By December 7, the position showed a loss. It was bid $0.58 and ask $0.64. For a while after I entered this trade, it looked as if I might have been off in my interpretation. A total loss of the debit I paid wouldn't have hurt even the teensy test account I was using. Nor would it have hurt my confidence. However, as it turned out, I was able to take a small profit in the position. If I had left it open, I would have made more of a profit. As this article was again edited on the early afternoon of December 22, 2011, that spread was bid 1.24 and ask 1.31.

Not all such trades have been profitable. I also opened and closed at a small loss another small trade with a similar setup. This had been a bullish NOK JAN12 5.00/5.50 call debit spread. I lost $11.00 plus commissions on the trade. I had the opportunity to make $29 minus commissions on the trade. I elected not to let the trade run because the reasons for setting it up disappeared from the chart. In addition, NOK wasn't performing well when other stocks were bullish.

So, my suppositions were wrong on that one. They'll be wrong on others, too. The point is that I found a small trade that I could let run.

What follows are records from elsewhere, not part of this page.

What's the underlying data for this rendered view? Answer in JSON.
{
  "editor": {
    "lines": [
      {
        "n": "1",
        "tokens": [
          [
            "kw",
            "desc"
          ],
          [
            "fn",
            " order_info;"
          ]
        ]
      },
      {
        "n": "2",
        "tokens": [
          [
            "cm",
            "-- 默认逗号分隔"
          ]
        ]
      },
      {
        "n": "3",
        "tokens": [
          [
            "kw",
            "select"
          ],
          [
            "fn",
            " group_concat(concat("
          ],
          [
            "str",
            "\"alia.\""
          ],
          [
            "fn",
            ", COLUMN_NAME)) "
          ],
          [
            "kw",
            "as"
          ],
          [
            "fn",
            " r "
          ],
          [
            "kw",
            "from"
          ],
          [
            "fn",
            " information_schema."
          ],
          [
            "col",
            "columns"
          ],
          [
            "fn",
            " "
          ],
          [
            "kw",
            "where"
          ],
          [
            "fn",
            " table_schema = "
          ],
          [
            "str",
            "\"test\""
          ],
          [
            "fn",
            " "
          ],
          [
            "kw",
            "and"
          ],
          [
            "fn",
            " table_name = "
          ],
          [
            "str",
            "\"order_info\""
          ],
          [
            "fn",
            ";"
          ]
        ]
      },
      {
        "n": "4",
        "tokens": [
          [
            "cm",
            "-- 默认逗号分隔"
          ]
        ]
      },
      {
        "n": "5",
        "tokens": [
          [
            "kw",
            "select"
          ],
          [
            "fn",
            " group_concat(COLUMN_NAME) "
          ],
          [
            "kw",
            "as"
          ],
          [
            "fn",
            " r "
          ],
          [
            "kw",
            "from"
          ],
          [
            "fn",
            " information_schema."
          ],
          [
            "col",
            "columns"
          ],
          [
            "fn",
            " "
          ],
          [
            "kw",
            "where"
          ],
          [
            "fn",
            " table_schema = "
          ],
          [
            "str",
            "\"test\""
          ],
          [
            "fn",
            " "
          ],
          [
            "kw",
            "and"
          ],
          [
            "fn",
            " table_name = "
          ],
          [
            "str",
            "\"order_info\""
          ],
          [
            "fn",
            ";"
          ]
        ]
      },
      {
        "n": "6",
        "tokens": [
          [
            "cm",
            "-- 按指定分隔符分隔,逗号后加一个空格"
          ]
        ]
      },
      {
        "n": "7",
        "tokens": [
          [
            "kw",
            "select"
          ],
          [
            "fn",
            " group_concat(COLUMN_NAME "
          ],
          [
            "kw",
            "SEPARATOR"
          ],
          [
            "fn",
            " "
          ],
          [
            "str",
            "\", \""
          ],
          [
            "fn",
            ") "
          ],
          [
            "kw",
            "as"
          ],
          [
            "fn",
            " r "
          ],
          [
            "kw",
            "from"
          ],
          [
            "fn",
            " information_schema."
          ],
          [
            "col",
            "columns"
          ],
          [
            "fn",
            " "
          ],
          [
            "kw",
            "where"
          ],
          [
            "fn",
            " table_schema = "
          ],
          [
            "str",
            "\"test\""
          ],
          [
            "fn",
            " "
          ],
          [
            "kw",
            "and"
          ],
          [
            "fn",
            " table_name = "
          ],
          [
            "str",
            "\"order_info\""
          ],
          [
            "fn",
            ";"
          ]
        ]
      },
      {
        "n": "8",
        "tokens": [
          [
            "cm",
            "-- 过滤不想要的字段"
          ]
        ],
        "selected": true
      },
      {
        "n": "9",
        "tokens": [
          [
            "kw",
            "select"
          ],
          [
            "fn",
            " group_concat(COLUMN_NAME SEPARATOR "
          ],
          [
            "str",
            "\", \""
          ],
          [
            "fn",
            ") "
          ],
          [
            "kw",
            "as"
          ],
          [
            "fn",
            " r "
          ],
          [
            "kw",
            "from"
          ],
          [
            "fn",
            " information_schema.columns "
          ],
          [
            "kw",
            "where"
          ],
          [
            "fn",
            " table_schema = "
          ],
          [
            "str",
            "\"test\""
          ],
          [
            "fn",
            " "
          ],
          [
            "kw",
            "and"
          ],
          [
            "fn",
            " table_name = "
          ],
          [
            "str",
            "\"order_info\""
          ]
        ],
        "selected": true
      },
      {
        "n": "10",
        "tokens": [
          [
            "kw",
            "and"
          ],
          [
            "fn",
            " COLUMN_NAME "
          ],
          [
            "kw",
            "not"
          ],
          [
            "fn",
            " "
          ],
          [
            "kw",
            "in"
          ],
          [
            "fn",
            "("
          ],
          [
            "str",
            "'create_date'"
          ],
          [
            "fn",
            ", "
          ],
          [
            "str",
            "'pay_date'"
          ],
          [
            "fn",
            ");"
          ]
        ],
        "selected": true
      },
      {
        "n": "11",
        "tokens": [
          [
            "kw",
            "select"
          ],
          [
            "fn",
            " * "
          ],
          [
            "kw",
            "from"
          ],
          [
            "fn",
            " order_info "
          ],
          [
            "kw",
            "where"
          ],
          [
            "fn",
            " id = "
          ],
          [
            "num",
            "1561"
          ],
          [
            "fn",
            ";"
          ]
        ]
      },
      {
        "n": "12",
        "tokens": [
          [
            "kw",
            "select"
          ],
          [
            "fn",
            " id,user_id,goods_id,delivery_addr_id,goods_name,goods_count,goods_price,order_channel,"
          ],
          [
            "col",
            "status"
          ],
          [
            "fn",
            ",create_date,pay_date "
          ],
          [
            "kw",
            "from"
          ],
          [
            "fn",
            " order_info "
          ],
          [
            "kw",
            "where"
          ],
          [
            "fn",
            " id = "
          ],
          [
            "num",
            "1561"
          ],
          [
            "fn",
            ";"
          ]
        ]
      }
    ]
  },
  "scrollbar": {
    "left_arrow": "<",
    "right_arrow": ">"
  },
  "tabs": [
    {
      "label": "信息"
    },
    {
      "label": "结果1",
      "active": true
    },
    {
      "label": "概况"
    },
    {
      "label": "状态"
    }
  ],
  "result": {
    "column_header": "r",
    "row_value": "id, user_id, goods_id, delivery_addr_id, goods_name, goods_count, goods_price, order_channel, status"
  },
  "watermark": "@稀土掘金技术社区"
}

I didn't have to worry about adjusting now that I've run my initial trial-balloon trades to confirm that my setups are valid and have a chance of succeeding. As long as I made sure no ex-dividend day or other surprises awaited and kept the position small and was fairly confident that I had at least some technical analysis skills, I didn't even have to trust myself to take it off when there was a loss.

Whatever your reasoning, trades such as these, as long as they're kept small in proportion to the size of your trading account, might have a place in your active trading portfolio. Educate yourself about ex-dividend days and option exercise before you engage in such trades.